Getting rid of Donald Trump‘s Diet Coke button wasn’t the only change Joe Biden made to the Oval Office. Biden’s first full day in office is nearly coming to a close, and his headquarters within the White House has already been completely transformed after Trump left it following Biden and Kamala Harris‘s inauguration on Jan. 20. Photos of Biden’s Oval Office makeover surfaced the very next day, which you can see below.
In addition to the soda button, Biden also had the military branches’ flags removed behind the Resolute Desk and replaced with two other flags: the American Flag, and one marked with the presidential seal. Biden also swapped Trump’s tan rug for a navy blue one (which former president Bill Clinton also used in the ’90s), and took down the bust of Winston Churchill. The former prime minister of the United Kingdom wasn’t the only controversial historical figure Biden removed from his new working space.
Biden said goodbye to a portrait of Andrew Jackson, who signed the horrific Indian Removal Act in 1830 that eventually led to the forced relocation of about 100,000 Native Americans to land in the west. Biden replaced Jackson’s portrait with other more celebrated historical figures instead: busts of activists Cesar Chavez, Rosa Parks and Martin Luther King Jr., including former First Lady Eleanor Roosevelt, were instead displayed. These busts are all reflective of the historical roots in the Democratic Party, according to The Washington Post, which was given a tour of the Oval Office before Biden entered it. A bust of a rider from the Allan Houser of the Chiricahua Apache tribe on a horse (which previously belonged to the late Senator Daniel K. Inouye) was also placed on the Oval Office’s bookshelf, which you can see in the photo above.

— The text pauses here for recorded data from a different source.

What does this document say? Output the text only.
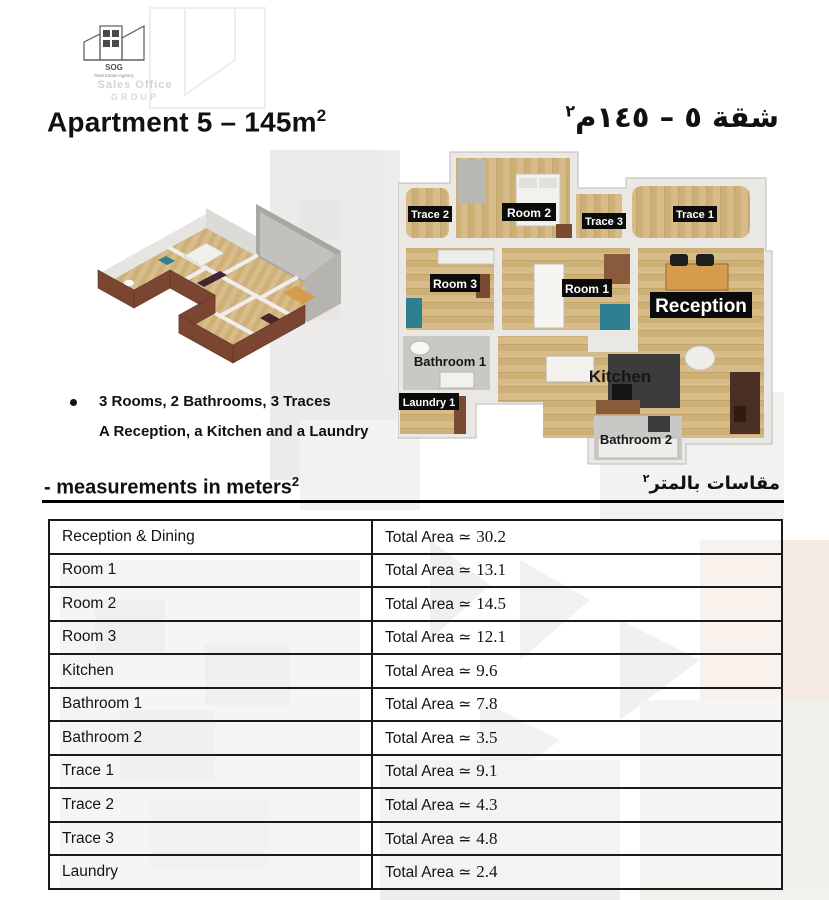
SOG
Real Estate Agency
Sales Office
GROUP
Apartment $5 - 145m^2$	شقة ٥ – ١٤٥م$^٢$
Trace 2	Room 2
Trace 3
Trace 1
Room 3	Room 1
Reception
Laundry 1
Bathroom 1
Kitchen
Bathroom 2
3 Rooms, 2 Bathrooms, 3 Traces
A Reception, a Kitchen and a Laundry
- measurements in meters$^2$	مقاسات بالمتر$^٢$
Reception & Dining	Total Area ≃ 30.2
Room 1	Total Area ≃ 13.1
Room 2	Total Area ≃ 14.5
Room 3	Total Area ≃ 12.1
Kitchen	Total Area ≃ 9.6
Bathroom 1	Total Area ≃ 7.8
Bathroom 2	Total Area ≃ 3.5
Trace 1	Total Area ≃ 9.1
Trace 2	Total Area ≃ 4.3
Trace 3	Total Area ≃ 4.8
Laundry	Total Area ≃ 2.4
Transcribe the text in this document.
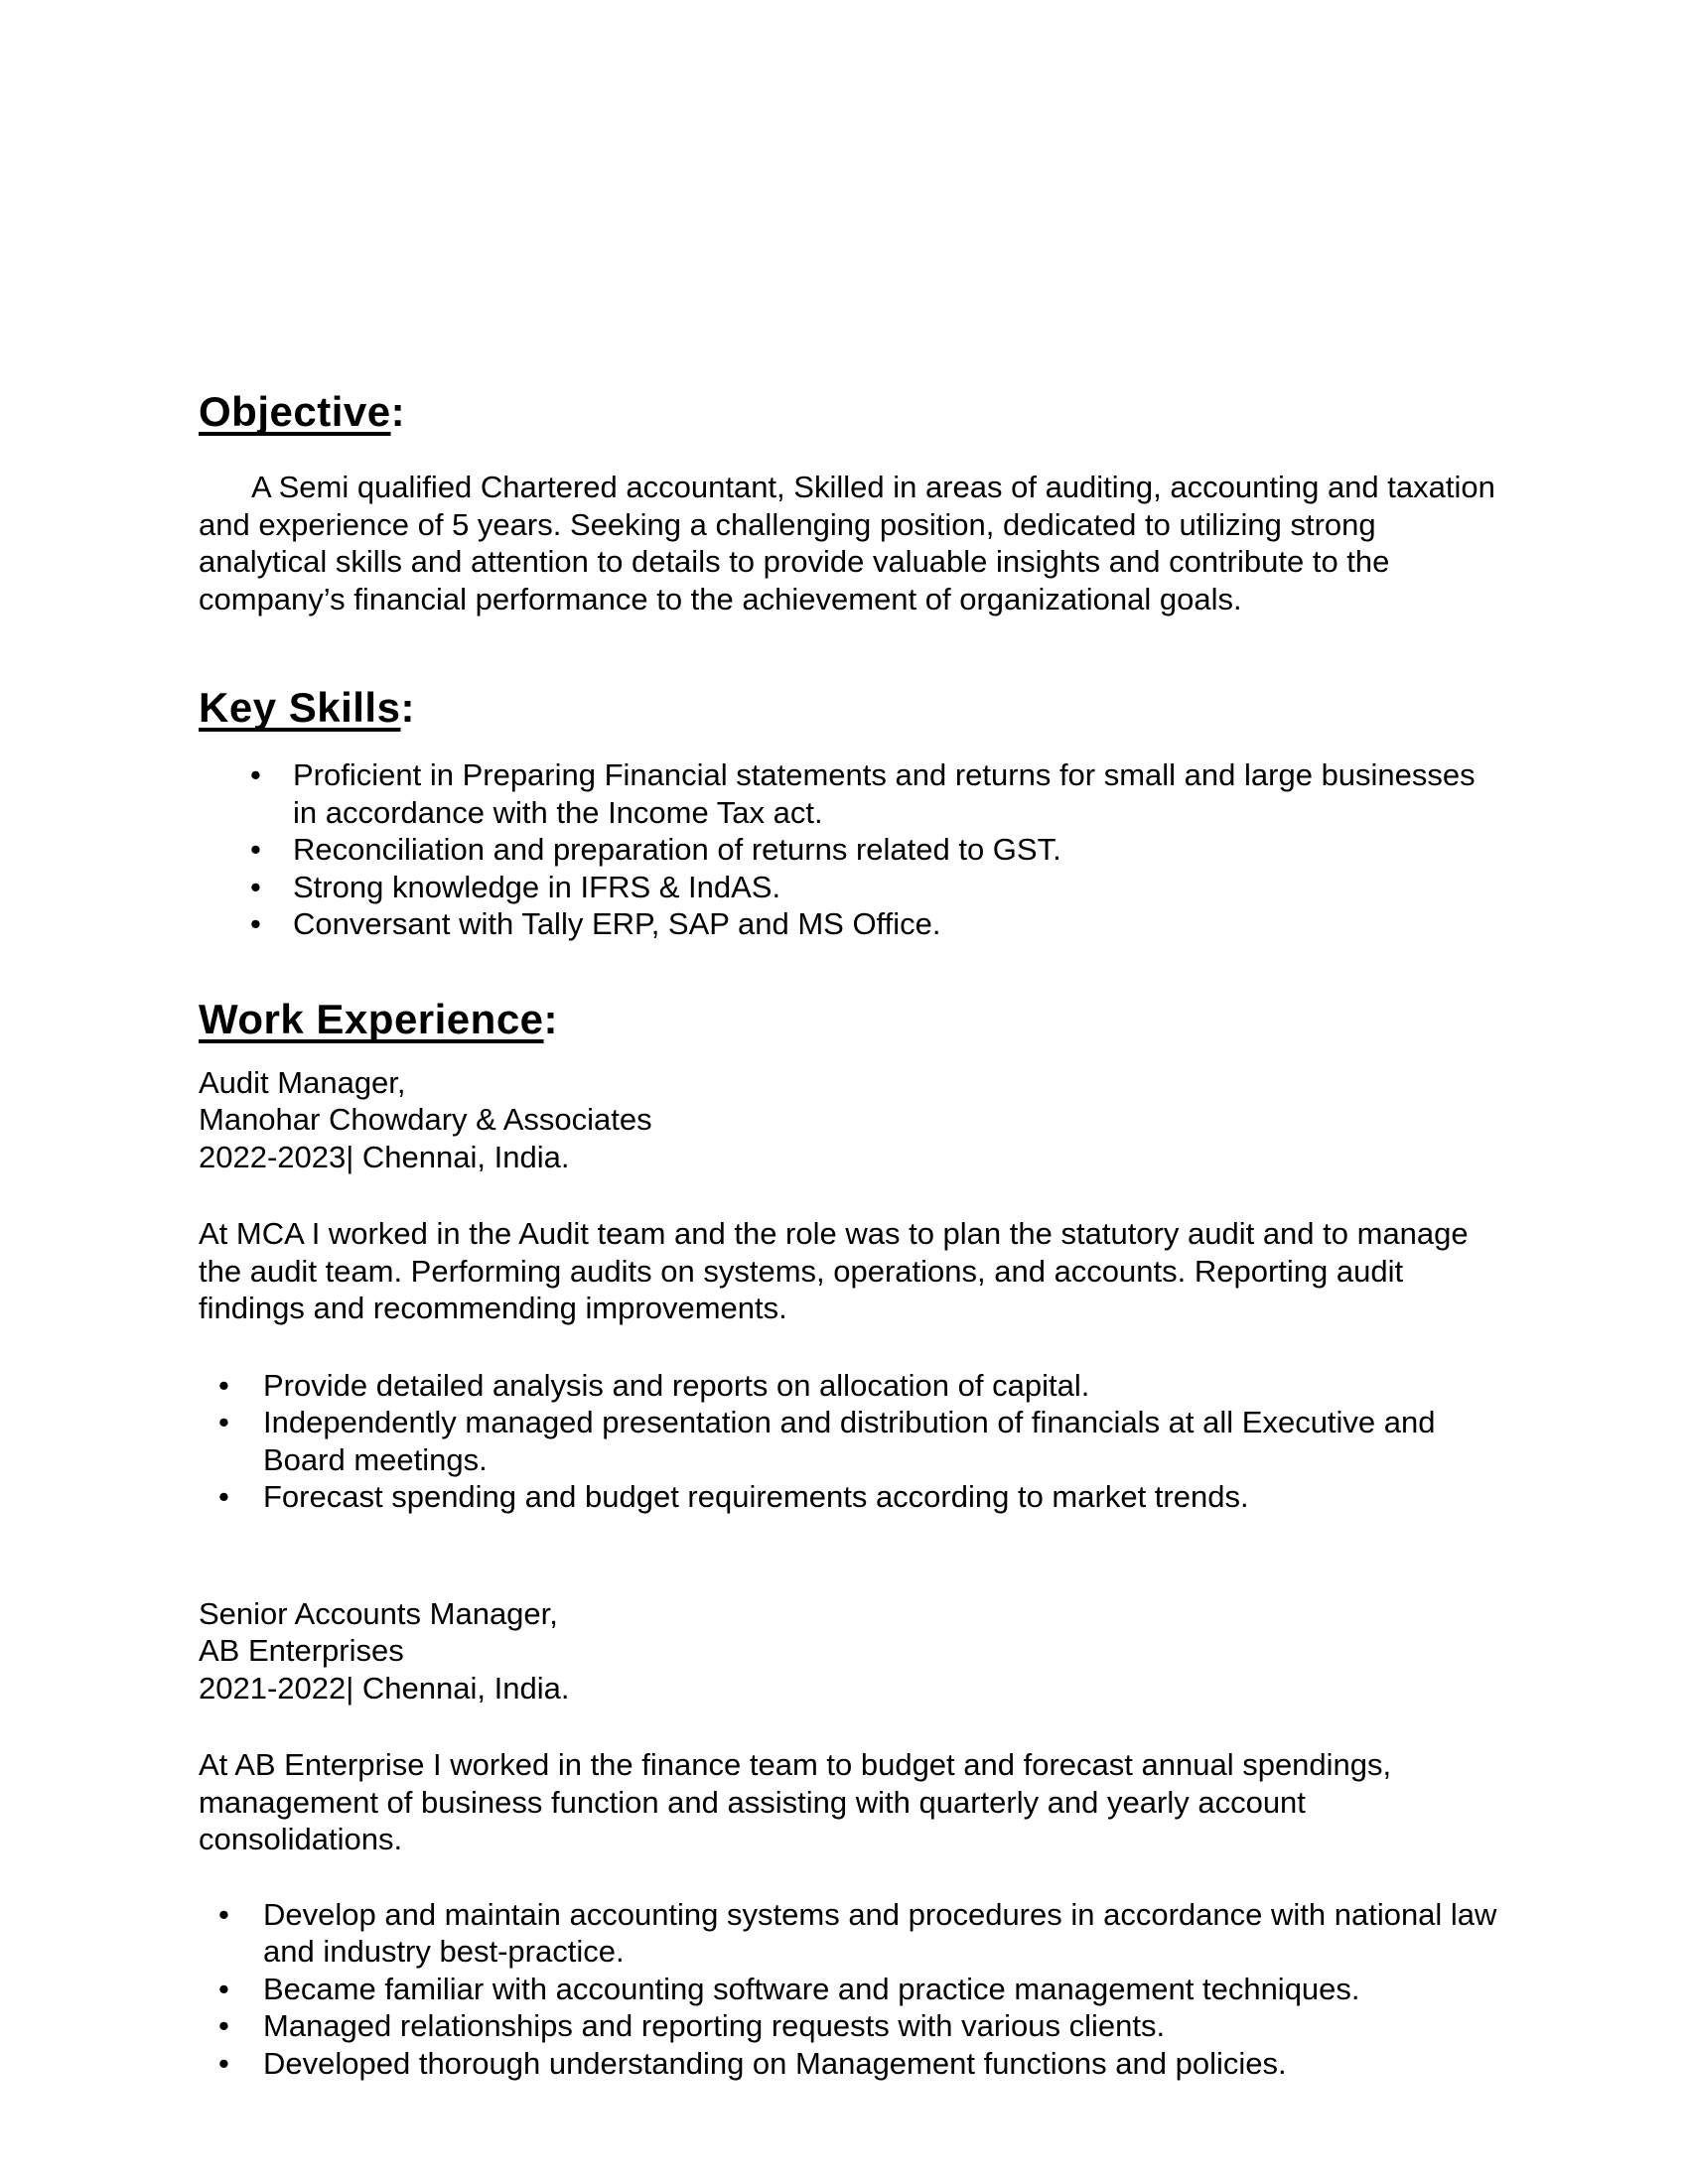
Objective:

A Semi qualified Chartered accountant, Skilled in areas of auditing, accounting and taxation and experience of 5 years. Seeking a challenging position, dedicated to utilizing strong analytical skills and attention to details to provide valuable insights and contribute to the company’s financial performance to the achievement of organizational goals.

Key Skills:
• Proficient in Preparing Financial statements and returns for small and large businesses in accordance with the Income Tax act.
• Reconciliation and preparation of returns related to GST.
• Strong knowledge in IFRS & IndAS.
• Conversant with Tally ERP, SAP and MS Office.
Work Experience:

Audit Manager,

Manohar Chowdary & Associates

2022-2023| Chennai, India.

At MCA I worked in the Audit team and the role was to plan the statutory audit and to manage the audit team. Performing audits on systems, operations, and accounts. Reporting audit findings and recommending improvements.

• Provide detailed analysis and reports on allocation of capital.
• Independently managed presentation and distribution of financials at all Executive and Board meetings.
• Forecast spending and budget requirements according to market trends.

Senior Accounts Manager,

AB Enterprises

2021-2022| Chennai, India.

At AB Enterprise I worked in the finance team to budget and forecast annual spendings, management of business function and assisting with quarterly and yearly account consolidations.

• Develop and maintain accounting systems and procedures in accordance with national law and industry best-practice.
• Became familiar with accounting software and practice management techniques.
• Managed relationships and reporting requests with various clients.
• Developed thorough understanding on Management functions and policies.
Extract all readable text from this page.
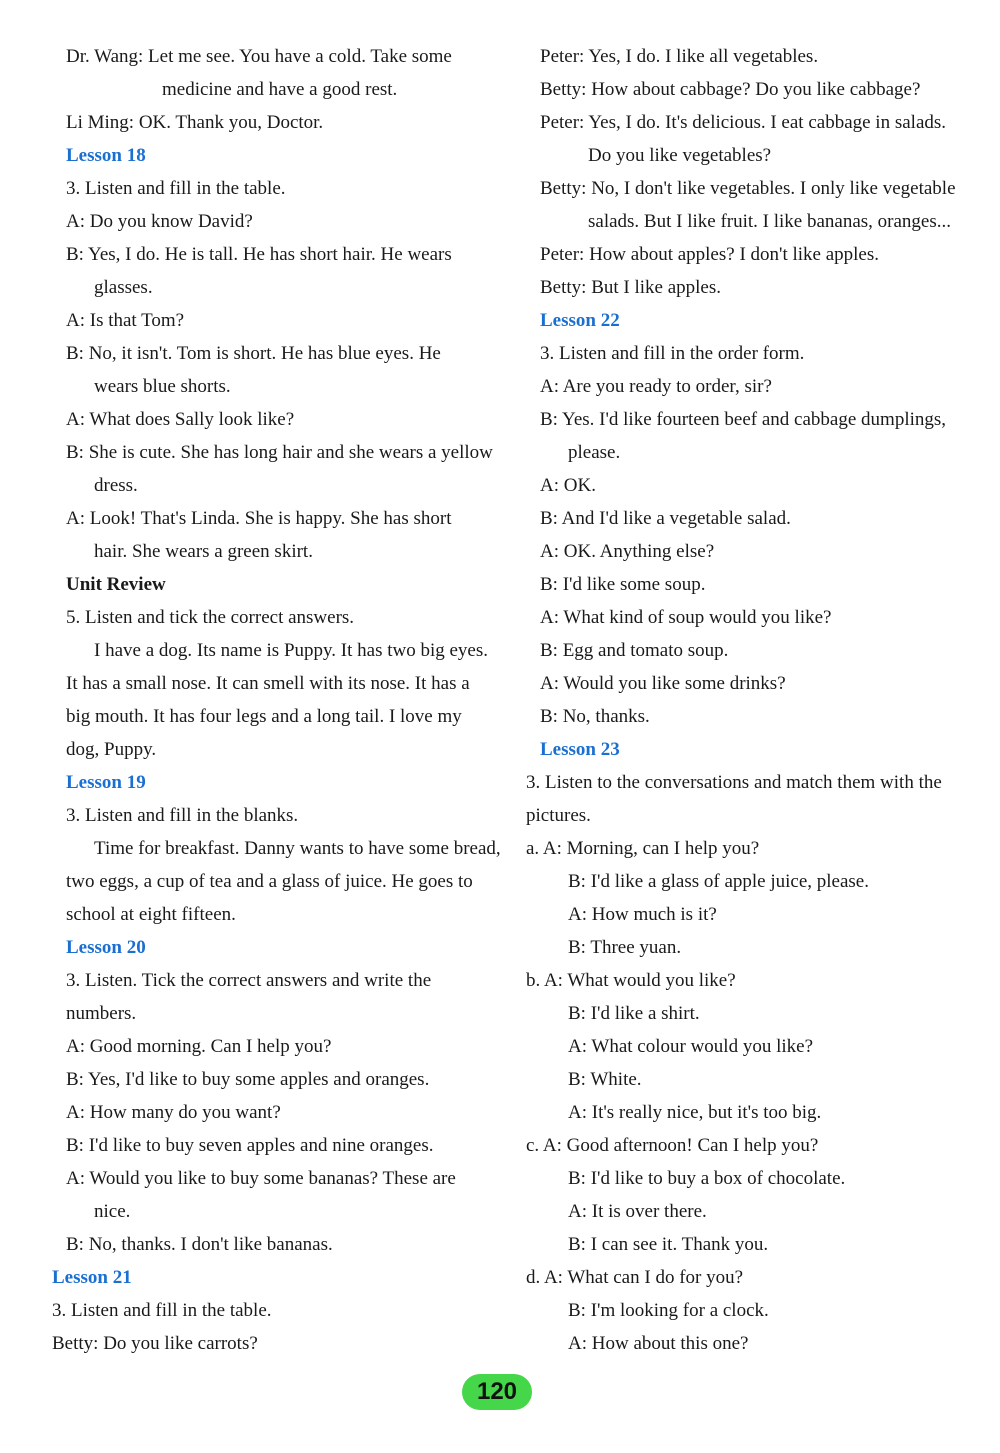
Dr. Wang: Let me see. You have a cold. Take some
medicine and have a good rest.
Li Ming: OK. Thank you, Doctor.
Lesson 18
3. Listen and fill in the table.
A: Do you know David?
B: Yes, I do. He is tall. He has short hair. He wears
glasses.
A: Is that Tom?
B: No, it isn't. Tom is short. He has blue eyes. He
wears blue shorts.
A: What does Sally look like?
B: She is cute. She has long hair and she wears a yellow
dress.
A: Look! That's Linda. She is happy. She has short
hair. She wears a green skirt.
Unit Review
5. Listen and tick the correct answers.
I have a dog. Its name is Puppy. It has two big eyes.
It has a small nose. It can smell with its nose. It has a
big mouth. It has four legs and a long tail. I love my
dog, Puppy.
Lesson 19
3. Listen and fill in the blanks.
Time for breakfast. Danny wants to have some bread,
two eggs, a cup of tea and a glass of juice. He goes to
school at eight fifteen.
Lesson 20
3. Listen. Tick the correct answers and write the
numbers.
A: Good morning. Can I help you?
B: Yes, I'd like to buy some apples and oranges.
A: How many do you want?
B: I'd like to buy seven apples and nine oranges.
A: Would you like to buy some bananas? These are
nice.
B: No, thanks. I don't like bananas.
Lesson 21
3. Listen and fill in the table.
Betty: Do you like carrots?
Peter: Yes, I do. I like all vegetables.
Betty: How about cabbage? Do you like cabbage?
Peter: Yes, I do. It's delicious. I eat cabbage in salads.
Do you like vegetables?
Betty: No, I don't like vegetables. I only like vegetable
salads. But I like fruit. I like bananas, oranges...
Peter: How about apples? I don't like apples.
Betty: But I like apples.
Lesson 22
3. Listen and fill in the order form.
A: Are you ready to order, sir?
B: Yes. I'd like fourteen beef and cabbage dumplings,
please.
A: OK.
B: And I'd like a vegetable salad.
A: OK. Anything else?
B: I'd like some soup.
A: What kind of soup would you like?
B: Egg and tomato soup.
A: Would you like some drinks?
B: No, thanks.
Lesson 23
3. Listen to the conversations and match them with the
pictures.
a. A: Morning, can I help you?
B: I'd like a glass of apple juice, please.
A: How much is it?
B: Three yuan.
b. A: What would you like?
B: I'd like a shirt.
A: What colour would you like?
B: White.
A: It's really nice, but it's too big.
c. A: Good afternoon! Can I help you?
B: I'd like to buy a box of chocolate.
A: It is over there.
B: I can see it. Thank you.
d. A: What can I do for you?
B: I'm looking for a clock.
A: How about this one?
120
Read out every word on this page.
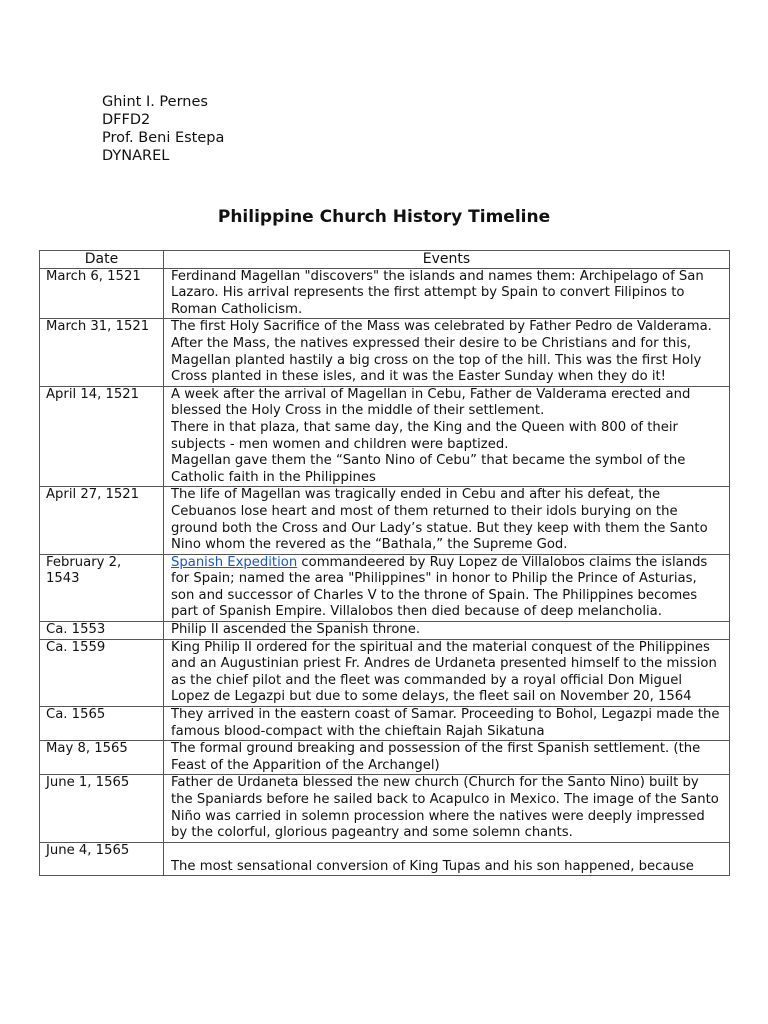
Ghint I. Pernes
DFFD2
Prof. Beni Estepa
DYNAREL
Philippine Church History Timeline
Date	Events
March 6, 1521	Ferdinand Magellan "discovers" the islands and names them: Archipelago of San Lazaro. His arrival represents the first attempt by Spain to convert Filipinos to Roman Catholicism.
March 31, 1521	The first Holy Sacrifice of the Mass was celebrated by Father Pedro de Valderama. After the Mass, the natives expressed their desire to be Christians and for this, Magellan planted hastily a big cross on the top of the hill. This was the first Holy Cross planted in these isles, and it was the Easter Sunday when they do it!
April 14, 1521	A week after the arrival of Magellan in Cebu, Father de Valderama erected and blessed the Holy Cross in the middle of their settlement.
There in that plaza, that same day, the King and the Queen with 800 of their subjects - men women and children were baptized.
Magellan gave them the “Santo Nino of Cebu” that became the symbol of the Catholic faith in the Philippines

April 27, 1521	The life of Magellan was tragically ended in Cebu and after his defeat, the Cebuanos lose heart and most of them returned to their idols burying on the ground both the Cross and Our Lady’s statue. But they keep with them the Santo Nino whom the revered as the “Bathala,” the Supreme God.
February 2, 1543	Spanish Expedition commandeered by Ruy Lopez de Villalobos claims the islands for Spain; named the area "Philippines" in honor to Philip the Prince of Asturias, son and successor of Charles V to the throne of Spain. The Philippines becomes part of Spanish Empire. Villalobos then died because of deep melancholia.
Ca. 1553	Philip II ascended the Spanish throne.
Ca. 1559	King Philip II ordered for the spiritual and the material conquest of the Philippines and an Augustinian priest Fr. Andres de Urdaneta presented himself to the mission as the chief pilot and the fleet was commanded by a royal official Don Miguel Lopez de Legazpi but due to some delays, the fleet sail on November 20, 1564
Ca. 1565	They arrived in the eastern coast of Samar. Proceeding to Bohol, Legazpi made the famous blood-compact with the chieftain Rajah Sikatuna
May 8, 1565	The formal ground breaking and possession of the first Spanish settlement. (the Feast of the Apparition of the Archangel)
June 1, 1565	Father de Urdaneta blessed the new church (Church for the Santo Nino) built by the Spaniards before he sailed back to Acapulco in Mexico. The image of the Santo Niño was carried in solemn procession where the natives were deeply impressed by the colorful, glorious pageantry and some solemn chants.
June 4, 1565	The most sensational conversion of King Tupas and his son happened, because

The Oval Office now also has paintings of former presidents George Washington, Abraham Lincoln, Franklin D. Roosevelt and Thomas Jefferson, in addition to Founding Fathers Alexander Hamilton and Benjamin Franklin (the latter reflects Biden’s “interest in science,” per The Washington Post). The choice to hang the portraits of Jefferson and Hamilton by one another — two men known for their opposing views — was deliberate, in an attempt to show how the “hallmarks of how differences of opinion, expressed within the guardrails of the Republic, are essential to democracy,” Biden’s office told The Washington Post.
The new decor falls in theme with Biden’s mission as the 46th president of the United States: unite a very divided country. “This Oval is an Oval for Day One,” the Oval Office operation’s deputy director, Ashley Williams, told The Washington Post. “It was important for President Biden to walk into an Oval that looked like America and started to show the landscape of who he is going to be as president.”